The accident hadn’t been her fault of course—she had only been three at the time—and it certainly hadn’t been the fault of anyone in her family. Some ignorant peasant had been driving the truck that crashed into the car she and her nanny had been riding in and her leg had been crushed. Her parents had told her she was lucky to have survived, and her father made sure the peasant would never hurt anyone again, but even with all their money and position they hadn’t been able to save her leg.

***

image

THE LEADER OF THE GROUP of girls she was watching had two legs, both of them long and smooth and attached to a sleek, lithe body. Samantha guessed she had either come off a visiting yacht or was on a tour and had rented the boat in Prince Rupert. Other than the people living in Samantha’s small community there were less than thirty people living on Porcher, and all but one of them lived in Oona River, on the east coast and made their living from fishing. None of them looked anything like this.

When the girl turned to smooth more sun tan oil or her body, gold glistened on her neck, one of her wrists, and an ankle. In fact everything about her looked golden: her skin, her hair, even her bikini. The surge of jealousy Samantha felt was familiar and she didn’t fight it. She welcomed it. She even encouraged it. It was what drove her. What she used to focus her energy.

That’s how I was meant to be, she thought.
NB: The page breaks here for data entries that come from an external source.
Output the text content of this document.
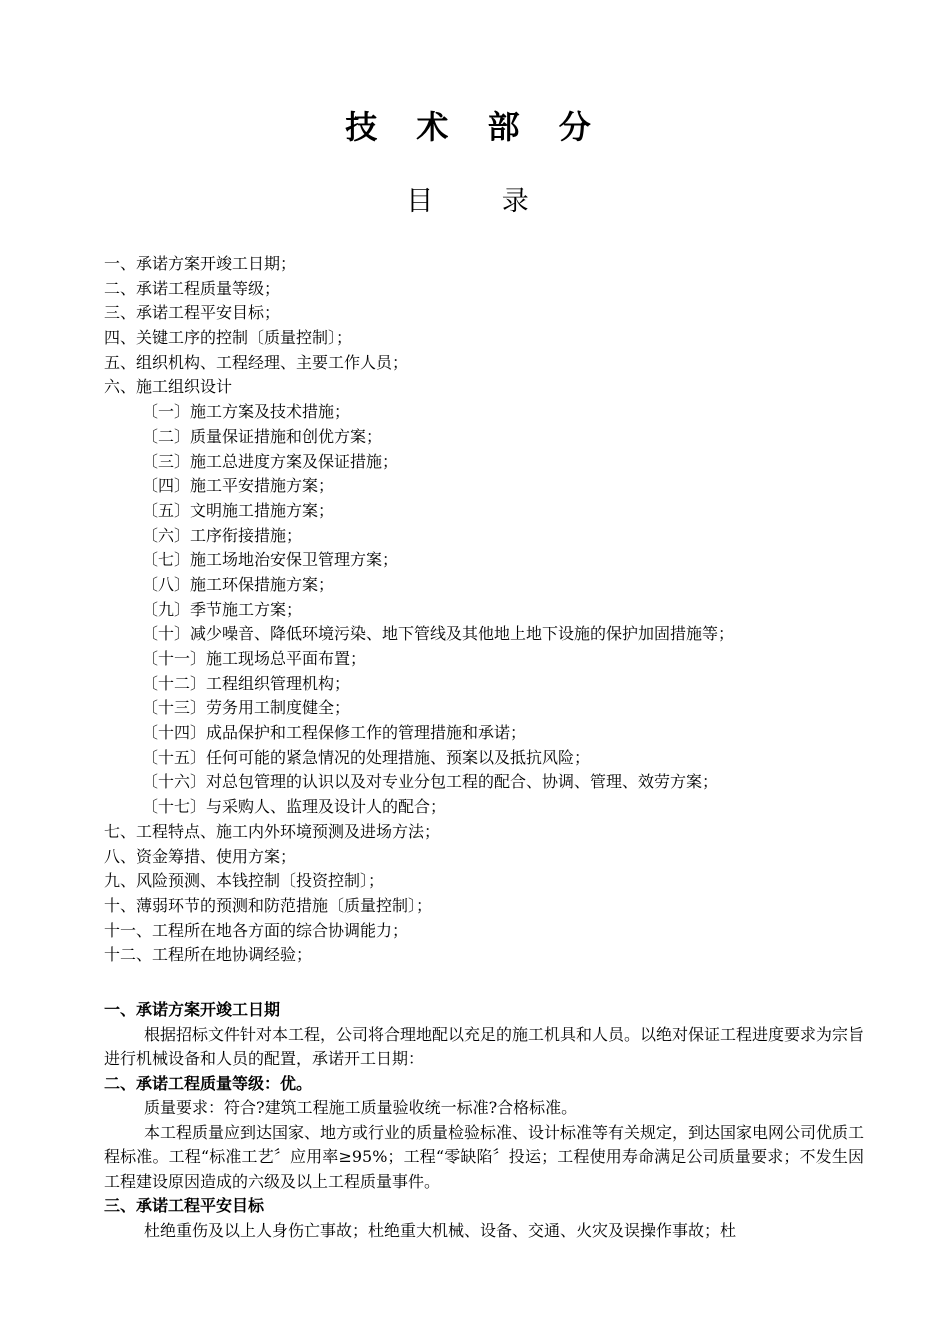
技 术 部 分
目 录
一、承诺方案开竣工日期；
二、承诺工程质量等级；
三、承诺工程平安目标；
四、关键工序的控制〔质量控制〕；
五、组织机构、工程经理、主要工作人员；
六、施工组织设计
〔一〕施工方案及技术措施；
〔二〕质量保证措施和创优方案；
〔三〕施工总进度方案及保证措施；
〔四〕施工平安措施方案；
〔五〕文明施工措施方案；
〔六〕工序衔接措施；
〔七〕施工场地治安保卫管理方案；
〔八〕施工环保措施方案；
〔九〕季节施工方案；
〔十〕减少噪音、降低环境污染、地下管线及其他地上地下设施的保护加固措施等；
〔十一〕施工现场总平面布置；
〔十二〕工程组织管理机构；
〔十三〕劳务用工制度健全；
〔十四〕成品保护和工程保修工作的管理措施和承诺；
〔十五〕任何可能的紧急情况的处理措施、预案以及抵抗风险；
〔十六〕对总包管理的认识以及对专业分包工程的配合、协调、管理、效劳方案；
〔十七〕与采购人、监理及设计人的配合；
七、工程特点、施工内外环境预测及进场方法；
八、资金筹措、使用方案；
九、风险预测、本钱控制〔投资控制〕；
十、薄弱环节的预测和防范措施〔质量控制〕；
十一、工程所在地各方面的综合协调能力；
十二、工程所在地协调经验；

一、承诺方案开竣工日期

根据招标文件针对本工程，公司将合理地配以充足的施工机具和人员。以绝对保证工程进度要求为宗旨进行机械设备和人员的配置，承诺开工日期：

二、承诺工程质量等级：优。

质量要求：符合?建筑工程施工质量验收统一标准?合格标准。

本工程质量应到达国家、地方或行业的质量检验标准、设计标准等有关规定，到达国家电网公司优质工程标准。工程“标准工艺〞应用率≥95%；工程“零缺陷〞投运；工程使用寿命满足公司质量要求；不发生因工程建设原因造成的六级及以上工程质量事件。

三、承诺工程平安目标

杜绝重伤及以上人身伤亡事故；杜绝重大机械、设备、交通、火灾及误操作事故；杜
I was supposed to look like that. If only the accident hadn’t happened . . .

There might be nothing she could do about the accident, but she had decided several years ago there were things she could do to those who had tormented her as she was growing up and the thought of those things made her smile.

***

image

“HEY, SUZE! NEED A HAND?”

The question came from one of the girls and something about the way it was said told Samantha there was more to it than just the words. It sounded odd. Sarcastic maybe. Said with a sneer. And it was followed by a chorus of snickers.
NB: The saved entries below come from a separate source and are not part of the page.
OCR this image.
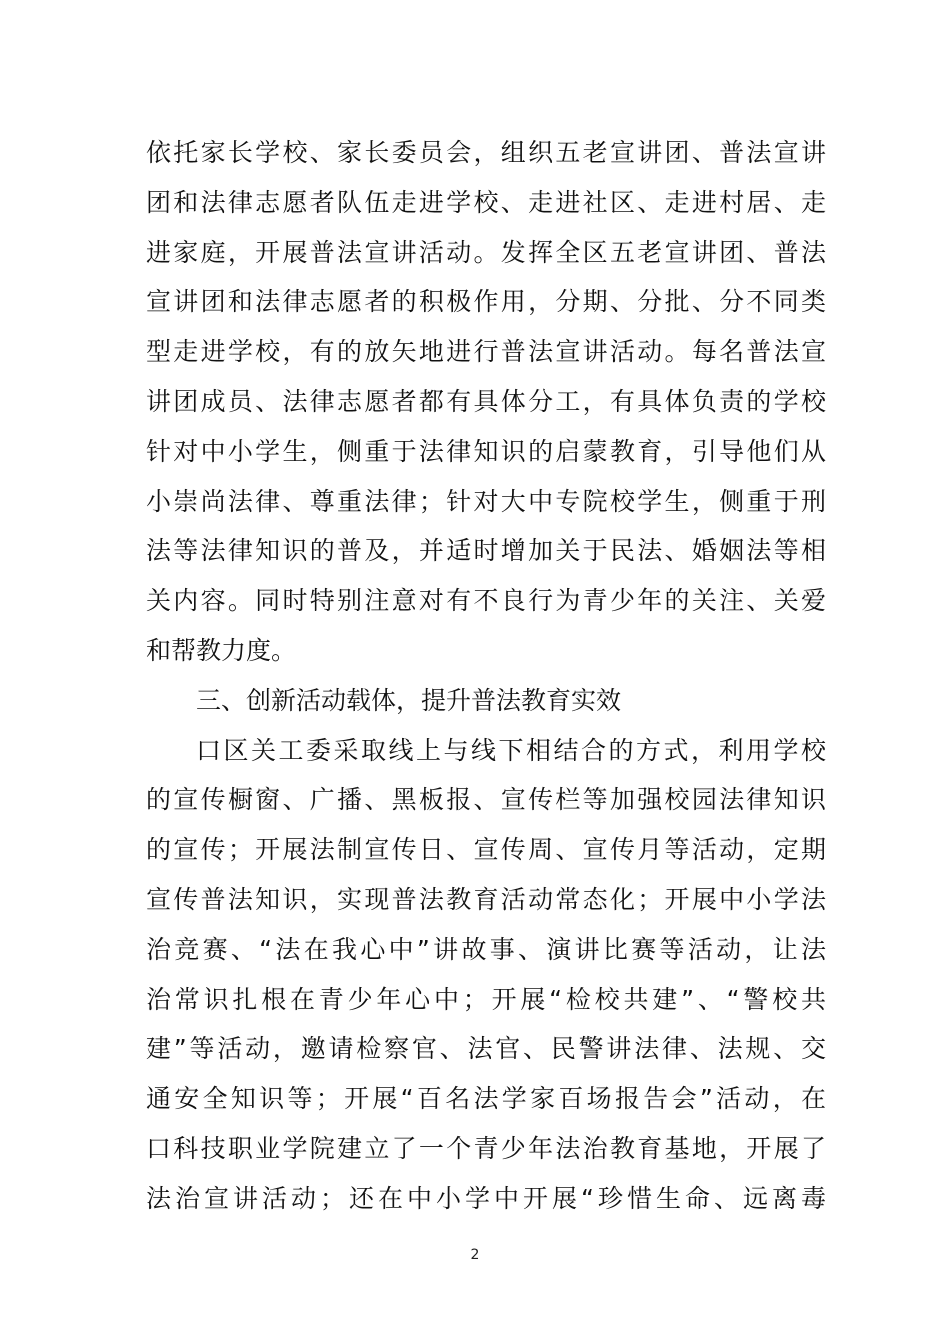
依托家长学校、家长委员会，组织五老宣讲团、普法宣讲
团和法律志愿者队伍走进学校、走进社区、走进村居、走
进家庭，开展普法宣讲活动。发挥全区五老宣讲团、普法
宣讲团和法律志愿者的积极作用，分期、分批、分不同类
型走进学校，有的放矢地进行普法宣讲活动。每名普法宣
讲团成员、法律志愿者都有具体分工，有具体负责的学校
针对中小学生，侧重于法律知识的启蒙教育，引导他们从
小崇尚法律、尊重法律；针对大中专院校学生，侧重于刑
法等法律知识的普及，并适时增加关于民法、婚姻法等相
关内容。同时特别注意对有不良行为青少年的关注、关爱
和帮教力度。
三、创新活动载体，提升普法教育实效
口区关工委采取线上与线下相结合的方式，利用学校
的宣传橱窗、广播、黑板报、宣传栏等加强校园法律知识
的宣传；开展法制宣传日、宣传周、宣传月等活动，定期
宣传普法知识，实现普法教育活动常态化；开展中小学法
治竞赛、“法在我心中”讲故事、演讲比赛等活动，让法
治常识扎根在青少年心中；开展“检校共建”、“警校共
建”等活动，邀请检察官、法官、民警讲法律、法规、交
通安全知识等；开展“百名法学家百场报告会”活动，在
口科技职业学院建立了一个青少年法治教育基地，开展了
法治宣讲活动；还在中小学中开展“珍惜生命、远离毒
2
The cruel tone was so familiar that for a moment Samantha thought they were talking to her, but that was impossible. They were looking in the opposite direction and hadn’t seen her where she stood in the shadow of the trees far above them. She turned to follow their gaze and saw there was someone still aboard the boat they had arrived in, which lay at anchor in the lagoon. It was another girl and she was moving awkwardly along the deck, leaning against the cabin to support herself as she trailed an arm that ended above the elbow. Her hunched shoulders and bent head said she was used to being left out. Used to being taunted, just as Samantha had so often been taunted.
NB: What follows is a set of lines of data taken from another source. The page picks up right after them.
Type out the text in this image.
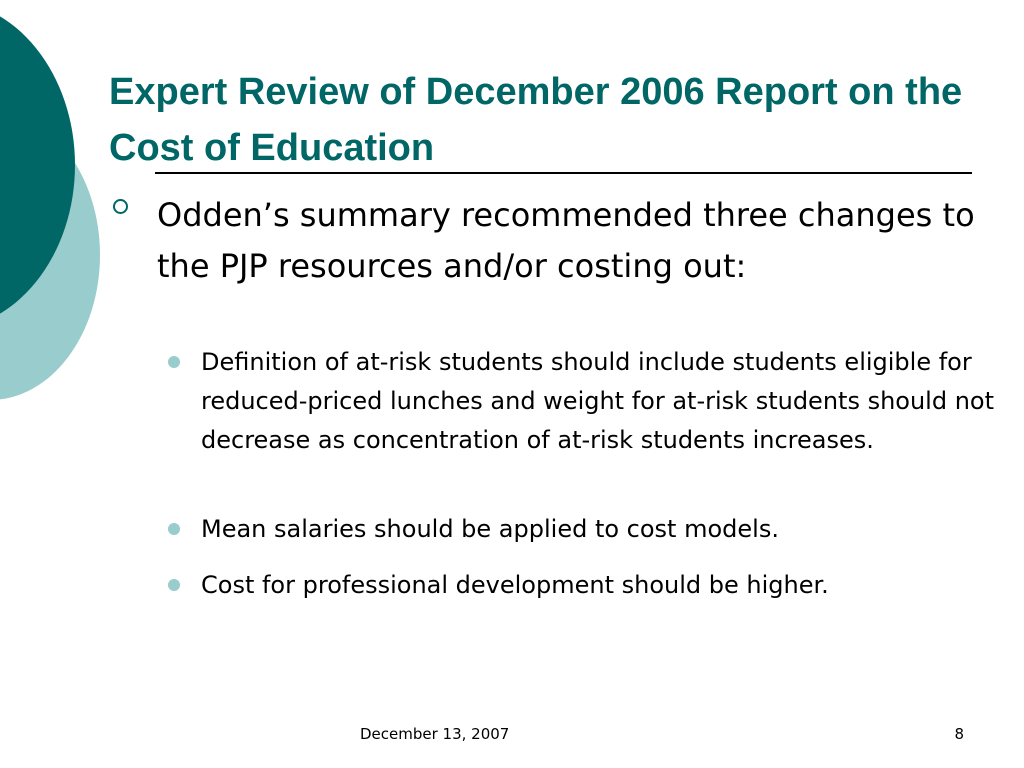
Expert Review of December 2006 Report on the Cost of Education
Odden’s summary recommended three changes to the PJP resources and/or costing out:
Definition of at-risk students should include students eligible for reduced-priced lunches and weight for at-risk students should not decrease as concentration of at-risk students increases.
Mean salaries should be applied to cost models.
Cost for professional development should be higher.
December 13, 2007	8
Samantha turned her attention back to the girls on the beach and mentally added them to the list she had been working on for years. She didn’t know who they were, and didn’t care. It wasn’t necessary to have names and addresses. Those were only for people who lacked her abilities and her resources. People who didn’t have access to the power she was soon going to wield. All she had to do was wait for Martin to bring her the last of the talismans and jujus she had asked for and she would be ready. She almost laughed aloud at the thought.